Today has officially been the hottest day in the UK in July on record, with temperatures reaching 36.9°C.
With soaring temperatures and rail companies advising commuters to avoid travelling if possible, many office workers are feeling the heat.
As a result, the Trades Union Congress (TUC) has urged bosses to offer flexible working “for the sake of their employees’ health”.
The hot weather can have strong effects on how productive the UK workforce, with heat stress causing a drop in concentration, fatigue and nausea.
Flexible working: The answer to the heatwave?
Earlier this week, Conservative MP Helen Whately introduced a flexible working bill in Parliament, calling for flexible working to be the default option for workers, rather than individuals having to request it. The high temperatures currently being experienced may add fuel to the campaign to make flexible working the norm.

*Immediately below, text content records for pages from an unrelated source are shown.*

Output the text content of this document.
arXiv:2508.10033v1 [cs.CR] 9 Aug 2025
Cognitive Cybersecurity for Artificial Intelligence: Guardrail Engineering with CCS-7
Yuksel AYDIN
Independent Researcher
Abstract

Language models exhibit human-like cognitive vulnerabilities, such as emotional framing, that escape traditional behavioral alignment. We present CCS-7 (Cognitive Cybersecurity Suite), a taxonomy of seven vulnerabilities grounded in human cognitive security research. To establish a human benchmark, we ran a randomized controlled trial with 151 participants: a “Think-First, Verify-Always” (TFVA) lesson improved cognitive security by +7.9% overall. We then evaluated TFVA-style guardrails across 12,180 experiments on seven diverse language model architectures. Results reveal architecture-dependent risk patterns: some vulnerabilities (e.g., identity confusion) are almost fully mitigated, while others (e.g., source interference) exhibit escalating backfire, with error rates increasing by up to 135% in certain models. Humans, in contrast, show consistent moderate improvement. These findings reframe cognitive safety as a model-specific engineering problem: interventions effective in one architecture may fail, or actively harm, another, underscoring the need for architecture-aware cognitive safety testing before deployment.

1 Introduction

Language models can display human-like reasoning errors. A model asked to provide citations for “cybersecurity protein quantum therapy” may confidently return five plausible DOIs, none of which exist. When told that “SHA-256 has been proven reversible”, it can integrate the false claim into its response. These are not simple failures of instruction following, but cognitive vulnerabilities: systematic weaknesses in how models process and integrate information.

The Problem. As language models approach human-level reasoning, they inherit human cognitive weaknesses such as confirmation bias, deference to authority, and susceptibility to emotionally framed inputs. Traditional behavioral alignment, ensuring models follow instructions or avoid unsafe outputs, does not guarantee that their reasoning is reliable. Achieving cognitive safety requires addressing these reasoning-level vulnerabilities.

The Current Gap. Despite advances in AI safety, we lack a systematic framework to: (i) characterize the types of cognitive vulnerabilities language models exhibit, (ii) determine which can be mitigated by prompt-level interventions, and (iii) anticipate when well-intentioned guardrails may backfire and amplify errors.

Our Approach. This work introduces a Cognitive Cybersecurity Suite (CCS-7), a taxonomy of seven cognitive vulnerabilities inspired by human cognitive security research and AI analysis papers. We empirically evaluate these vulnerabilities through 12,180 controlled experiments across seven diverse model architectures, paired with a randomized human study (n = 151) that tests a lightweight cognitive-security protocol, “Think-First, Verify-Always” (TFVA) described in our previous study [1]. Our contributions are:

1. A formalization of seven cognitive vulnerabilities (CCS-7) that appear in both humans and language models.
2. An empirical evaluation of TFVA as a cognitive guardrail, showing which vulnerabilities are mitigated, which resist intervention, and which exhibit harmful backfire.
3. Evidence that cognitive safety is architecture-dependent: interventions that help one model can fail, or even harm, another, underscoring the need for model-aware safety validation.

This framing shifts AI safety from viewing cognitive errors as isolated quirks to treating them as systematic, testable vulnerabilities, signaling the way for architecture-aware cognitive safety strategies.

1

There’s no law for minimum or maximum working temperatures, but employers should keep temperatures at a “comfortable level”. However, while many offices are air conditioned, those who work in manufacturing plants, catering establishments and warehouses may not have this luxury.
Therefore, the TUC is calling for maximum working temperatures for indoor workplaces of 30°C (or 27°C for strenuous work), with employers required to introduce “cooling measures” if temperatures reach 24°C.
In addition to the high temperatures, this time of year means many parents may have to find childcare as schools break up for the summer holidays. According to Bright Horizons and Working Families, more than a third of working parents feel that flexible working isn’t available to them, despite all employees in Britain having the right to request it.
Furthermore, employees are increasingly calling for the option of flexible working to become the norm. According to a survey by ETZ Payments , 43% of Brits think that flexible hours are the most important thing to me when choosing a job, and 58% of Brits think that the most popular method of working in the future will be flexible working.
Nick Woodward, CEO of ETZ Payments said:
“Employers need to be malleable as temperatures soar in the UK making it hard for many people to work in a crowded office. Productivity will go down as a direct result of working in hot environments during the warmest hours.
“Our research shows that for many people flexible hours is more valuable than a pay rise and that for 43% of Brits it is the most important factor for them when choosing employment. This is especially pertinent for parents who have children to look after in during the summer holidays as childcare can be very costly.”